Zwei Schulen machen mit

Die Idee dazu entstand beim Sponsor Germax Media, der die Internetseite des Tierparks betreut. Die Mitarbeiter wollten den Internetauftritt ein wenig aufpeppen und die Tiere im Tierlexikon aus Besuchersicht beschreiben.

Für ihre Idee vermittelte der gemeinnützigen Verein „Netzwerk Eigenarbeit” einen passenden Kooperationspartner, und schnell griffen die Offene Ganztagsschule der Gemeinschaftsgrundschule Driescher Hof, die Förderschule am Rödgerbach und ihr Kooperationspartner, das Kinder- und Jugendbegegnungszentrum Driescher Hof zu. 46 Kinder zwischen acht und 13 Jahren machen mit. „Wir merken, dass die Kinder mit Feuereifer bei der Sache sind und sogar am Wochenende Texte über die Tiere schreiben”, begeistert sich Sandra Jansen, Leiterin des Begegnungszentrums.

Seit einem Monat bereiten sie und ihre Kollegen das Projekt mit den Kindern vor. Sie wälzen Lexika, durchsuchen das Internet und schauen TV-Dokumentationen an. Die Kinder finden heraus, was die Tiere am liebsten fressen, wo ihr Herkunftsland liegt oder wie groß sie werden können. Die Infos stellen sie zu Texten zusammen und kleben die Bilder dazu.

Derzeit sammeln die Gruppen Informationen zu Servalen, Waschbären, Schneeeulen, Steppenzebras, Präriehunden und natürlich zu den Brillenpinguinen. Manche Kinder lernen ihre Texte sogar auswendig und werden zu richtigen Experten. „Ich weiß zum Beispiel, dass die Präriehunde mit ihren Freunden zusammenwohnen”, referiert eine Nachwuchs-Tierforscherin.
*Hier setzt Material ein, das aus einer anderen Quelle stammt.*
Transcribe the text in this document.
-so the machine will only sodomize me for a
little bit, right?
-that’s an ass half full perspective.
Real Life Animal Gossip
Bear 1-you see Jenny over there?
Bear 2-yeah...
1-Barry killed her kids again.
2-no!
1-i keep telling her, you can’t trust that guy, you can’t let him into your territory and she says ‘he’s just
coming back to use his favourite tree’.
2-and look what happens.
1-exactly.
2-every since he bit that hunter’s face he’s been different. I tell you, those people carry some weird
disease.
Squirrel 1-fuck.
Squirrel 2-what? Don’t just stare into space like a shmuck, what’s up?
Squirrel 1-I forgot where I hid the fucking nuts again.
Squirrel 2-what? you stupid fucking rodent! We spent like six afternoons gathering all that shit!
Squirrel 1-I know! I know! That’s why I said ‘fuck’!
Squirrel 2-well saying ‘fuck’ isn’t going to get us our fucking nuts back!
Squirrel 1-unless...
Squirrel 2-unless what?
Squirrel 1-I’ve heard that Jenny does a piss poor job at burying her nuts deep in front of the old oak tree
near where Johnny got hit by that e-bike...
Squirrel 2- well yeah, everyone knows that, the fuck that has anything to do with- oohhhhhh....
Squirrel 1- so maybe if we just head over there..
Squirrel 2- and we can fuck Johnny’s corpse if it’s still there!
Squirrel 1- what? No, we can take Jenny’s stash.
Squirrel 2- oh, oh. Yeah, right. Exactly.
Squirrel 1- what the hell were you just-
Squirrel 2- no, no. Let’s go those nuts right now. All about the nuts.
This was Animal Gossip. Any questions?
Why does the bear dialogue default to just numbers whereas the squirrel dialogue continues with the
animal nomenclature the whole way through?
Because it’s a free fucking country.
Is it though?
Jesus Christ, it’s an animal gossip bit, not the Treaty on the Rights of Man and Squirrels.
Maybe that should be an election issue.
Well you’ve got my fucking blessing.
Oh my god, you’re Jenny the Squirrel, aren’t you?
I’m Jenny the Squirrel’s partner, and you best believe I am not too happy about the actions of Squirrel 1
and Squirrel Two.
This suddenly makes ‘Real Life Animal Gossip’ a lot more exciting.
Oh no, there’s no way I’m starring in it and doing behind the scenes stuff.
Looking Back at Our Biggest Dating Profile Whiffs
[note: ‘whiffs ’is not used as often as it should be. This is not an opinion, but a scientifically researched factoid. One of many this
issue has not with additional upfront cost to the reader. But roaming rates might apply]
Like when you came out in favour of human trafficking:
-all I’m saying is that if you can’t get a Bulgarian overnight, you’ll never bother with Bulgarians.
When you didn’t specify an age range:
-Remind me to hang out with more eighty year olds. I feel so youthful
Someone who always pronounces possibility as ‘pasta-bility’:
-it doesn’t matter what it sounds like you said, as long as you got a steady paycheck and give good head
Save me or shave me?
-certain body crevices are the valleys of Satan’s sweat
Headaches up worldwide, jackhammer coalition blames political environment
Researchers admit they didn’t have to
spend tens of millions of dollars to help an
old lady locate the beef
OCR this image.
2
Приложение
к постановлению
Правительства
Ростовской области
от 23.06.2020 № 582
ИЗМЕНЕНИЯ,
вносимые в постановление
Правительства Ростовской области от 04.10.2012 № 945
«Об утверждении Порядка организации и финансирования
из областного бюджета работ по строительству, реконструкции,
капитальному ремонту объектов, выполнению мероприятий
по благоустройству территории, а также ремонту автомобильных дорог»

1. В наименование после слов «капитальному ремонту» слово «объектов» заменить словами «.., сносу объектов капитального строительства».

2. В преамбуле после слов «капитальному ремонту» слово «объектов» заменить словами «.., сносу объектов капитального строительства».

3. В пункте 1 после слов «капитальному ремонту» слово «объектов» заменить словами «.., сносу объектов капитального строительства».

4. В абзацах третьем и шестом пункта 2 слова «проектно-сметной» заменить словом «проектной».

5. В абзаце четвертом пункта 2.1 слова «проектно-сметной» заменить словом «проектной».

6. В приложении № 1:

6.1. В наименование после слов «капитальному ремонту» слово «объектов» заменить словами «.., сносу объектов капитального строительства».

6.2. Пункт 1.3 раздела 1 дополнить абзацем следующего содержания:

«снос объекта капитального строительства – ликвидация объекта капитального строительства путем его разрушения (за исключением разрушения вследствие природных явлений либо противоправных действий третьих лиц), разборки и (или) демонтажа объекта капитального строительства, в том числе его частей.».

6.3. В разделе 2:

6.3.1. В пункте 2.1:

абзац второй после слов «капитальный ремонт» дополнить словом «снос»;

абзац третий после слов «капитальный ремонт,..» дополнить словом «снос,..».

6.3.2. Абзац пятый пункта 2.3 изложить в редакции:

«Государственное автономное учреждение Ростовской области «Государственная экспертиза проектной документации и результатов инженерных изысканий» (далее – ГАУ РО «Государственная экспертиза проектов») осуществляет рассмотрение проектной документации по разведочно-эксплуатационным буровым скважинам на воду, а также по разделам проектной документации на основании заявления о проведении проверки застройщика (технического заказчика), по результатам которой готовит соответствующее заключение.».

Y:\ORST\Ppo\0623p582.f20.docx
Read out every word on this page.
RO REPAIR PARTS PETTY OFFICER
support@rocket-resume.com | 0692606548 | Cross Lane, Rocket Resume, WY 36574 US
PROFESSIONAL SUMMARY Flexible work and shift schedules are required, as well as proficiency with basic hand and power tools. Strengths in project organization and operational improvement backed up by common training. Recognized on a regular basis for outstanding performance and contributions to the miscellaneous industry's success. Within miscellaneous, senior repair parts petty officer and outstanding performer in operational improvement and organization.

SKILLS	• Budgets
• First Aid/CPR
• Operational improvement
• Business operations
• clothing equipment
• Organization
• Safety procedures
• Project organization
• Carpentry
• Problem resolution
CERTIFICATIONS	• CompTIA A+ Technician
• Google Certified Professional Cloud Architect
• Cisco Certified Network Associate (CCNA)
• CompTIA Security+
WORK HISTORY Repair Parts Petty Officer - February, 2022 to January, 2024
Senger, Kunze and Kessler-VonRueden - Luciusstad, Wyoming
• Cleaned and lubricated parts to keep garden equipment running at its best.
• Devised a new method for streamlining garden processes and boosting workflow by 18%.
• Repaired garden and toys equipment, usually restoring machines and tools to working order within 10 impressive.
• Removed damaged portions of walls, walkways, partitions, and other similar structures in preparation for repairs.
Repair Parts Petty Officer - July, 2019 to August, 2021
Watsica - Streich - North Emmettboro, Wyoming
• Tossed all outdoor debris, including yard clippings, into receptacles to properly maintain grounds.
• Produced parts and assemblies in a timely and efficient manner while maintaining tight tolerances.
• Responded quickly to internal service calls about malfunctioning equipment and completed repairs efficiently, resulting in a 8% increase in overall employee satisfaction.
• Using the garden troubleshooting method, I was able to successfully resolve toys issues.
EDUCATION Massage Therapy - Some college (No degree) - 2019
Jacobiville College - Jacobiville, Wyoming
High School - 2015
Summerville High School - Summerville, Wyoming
„Ihre” Tiere live und in Farbe zu beobachten, ist für die Kinder ein Höhepunkt des Projekts. So wie Yannick und seine Freunde haben viele Kinder ihre Einwegkameras immer in der Hand, um jedes Detail festzuhalten. „Die Bilder sollen später zu den Texten der Kinder im Internet veröffentlich werden”, erklärt Germax Media-Geschäftsführer Michael Kunze. Auch Video- und Audiobeiträge über die Tiere sind geplant. Dafür gehen die Kinder ebenfalls als Tier-Reporter auf Erlebnistour.

Noch bis zum Sommer werden die kleinen Tier-Reporter forschen. Die Projektpartner sind begeistert von den engagierten Kindern und überlegen, das Projekt auch danach fortzuführen. Es gebe noch viele weitere Tierarten im Tierpark zu beschreiben, überlegt Kunze. Unterdessen haben sich die Kinder schon längst wieder mit ihren Gruppenleitern auf Entdeckungstour begeben.